It’s been about three months since I officially kicked into “maintenance” mode instead of “weight loss” mode. Frankly, I find this stage tougher than the weight loss stage. When you’re losing, there’s the motivation of seeing the number falling to keep you in check at the table. Once you’re “there,” you have to get comfortable with a certain amount of up and down.
Plus, it’s a tricky balance to find the right number of calories. LoseIt.com bumped me up from around 1600 a day to over 1800 a day overnight. I knew better than to use them all, so I adjusted my budget by 100, but I started gaining again. Not until I removed virtually all the extra calories did I settle in.
I’ve watched the progression of weight loss and subsequent weight gain among those close to me too many times. Having invested in a new wardrobe now, that has to be my motivation–my own miserliness. That and simply being healthy, of course. My conviction about holistic living–integrating faith and respect for the way we’re created into every daily choice, from family planning to purchasing choices–presupposes good eating choices.
I started this process last fall in the knowledge that I’m just over a year away from age 40, at which point weight is likely to get a lot harder to manage. There have been many times in the past nine months when I have huffed and puffed my way through diaper changes and forcing unwilling children up the stairs, leaning them back to wash their hair, running up and down the stairs to get the baby up from nap…it seems like I’m constantly running around. Why on earth didn’t that translate into more calorie burn? I wondered.
But on the flip side, there were those days when I overdid it and still lost weight.
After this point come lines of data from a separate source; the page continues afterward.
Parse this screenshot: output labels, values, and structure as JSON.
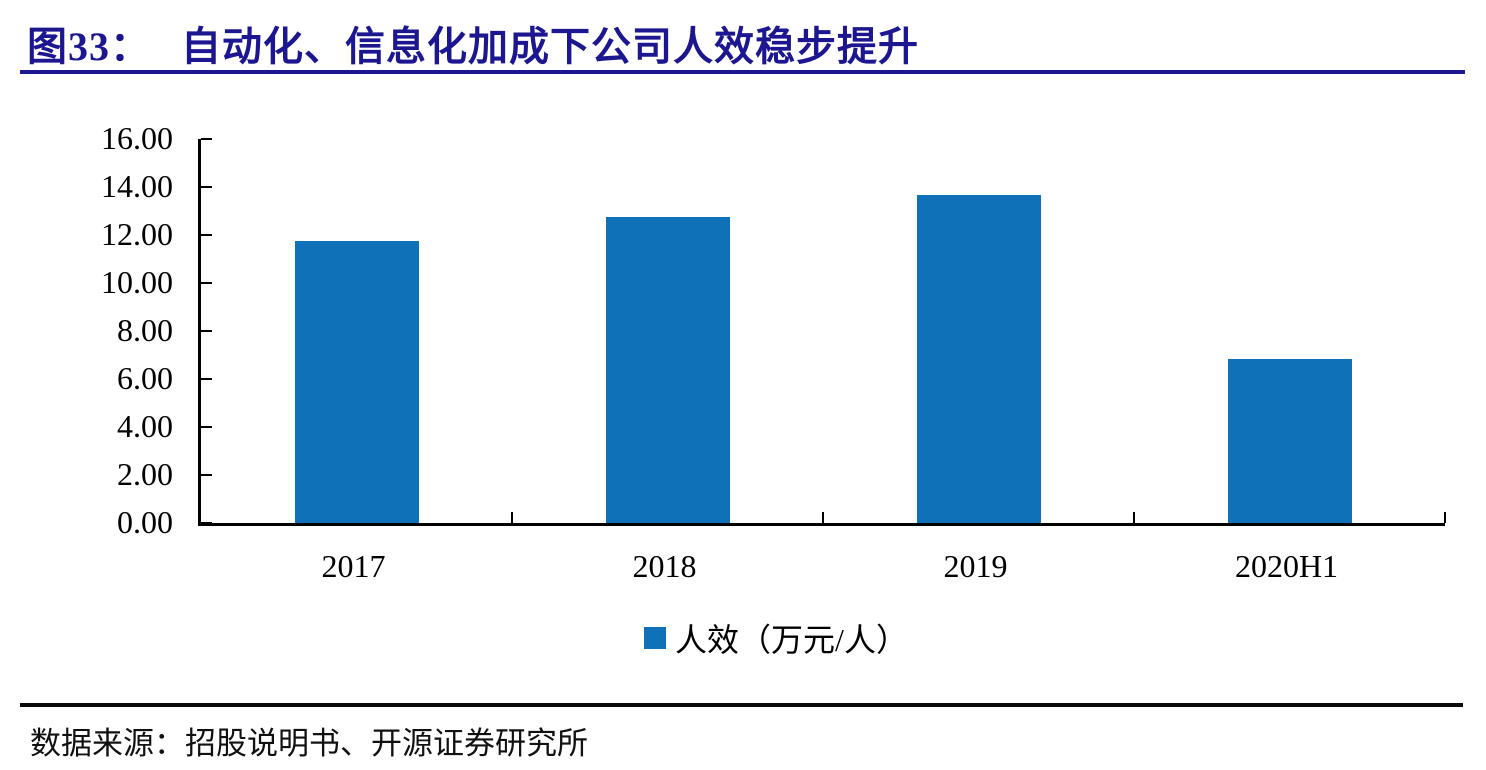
{
  "header": {
    "figure_label": "图33：",
    "title": "自动化、信息化加成下公司人效稳步提升"
  },
  "chart_data": {
    "type": "bar",
    "title": "自动化、信息化加成下公司人效稳步提升",
    "categories": [
      "2017",
      "2018",
      "2019",
      "2020H1"
    ],
    "values": [
      11.76,
      12.75,
      13.67,
      6.83
    ],
    "series_name": "人效（万元/人）",
    "xlabel": "",
    "ylabel": "",
    "ylim": [
      0,
      16
    ],
    "y_tick_step": 2,
    "y_tick_labels": [
      "16.00",
      "14.00",
      "12.00",
      "10.00",
      "8.00",
      "6.00",
      "4.00",
      "2.00",
      "0.00"
    ],
    "grid": false,
    "legend_position": "bottom",
    "bar_color": "#0f72b8"
  },
  "legend": {
    "label": "人效（万元/人）"
  },
  "footer": {
    "source": "数据来源：招股说明书、开源证券研究所"
  },
  "colors": {
    "title_navy": "#1c1690",
    "bar_blue": "#0f72b8",
    "axis_black": "#000000"
  }
}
I realized, eventually, that my body is indeed burning more calories than it’s given credit for; my metabolism is more active than someone without four young kids would be. Otherwise I would have had to work a lot harder at losing weight. Because honestly, it really wasn’t that hard. My age and caring for multiple young kids in a three-level house worked in my favor. Every day now I think about my metabolism when I’m wrestling munchkins and running up and down stairs. (It helps my attitude, let me tell you!)
But I’m also very aware of the coming days. As my metabolism starts to slow from that around-age-forty transition, I’m also going to be doing less running after kids, because they’ll be getting older, more self-sufficient. I’m going to lose that crutch just when it would be most useful.
Fortunately, everything happens incrementally. I guess it’ll be good for me in another way: I’ll be forced to continue adjusting my habits and expectations all the way into my twilight years. Mental and spiritual flexibility is a good thing.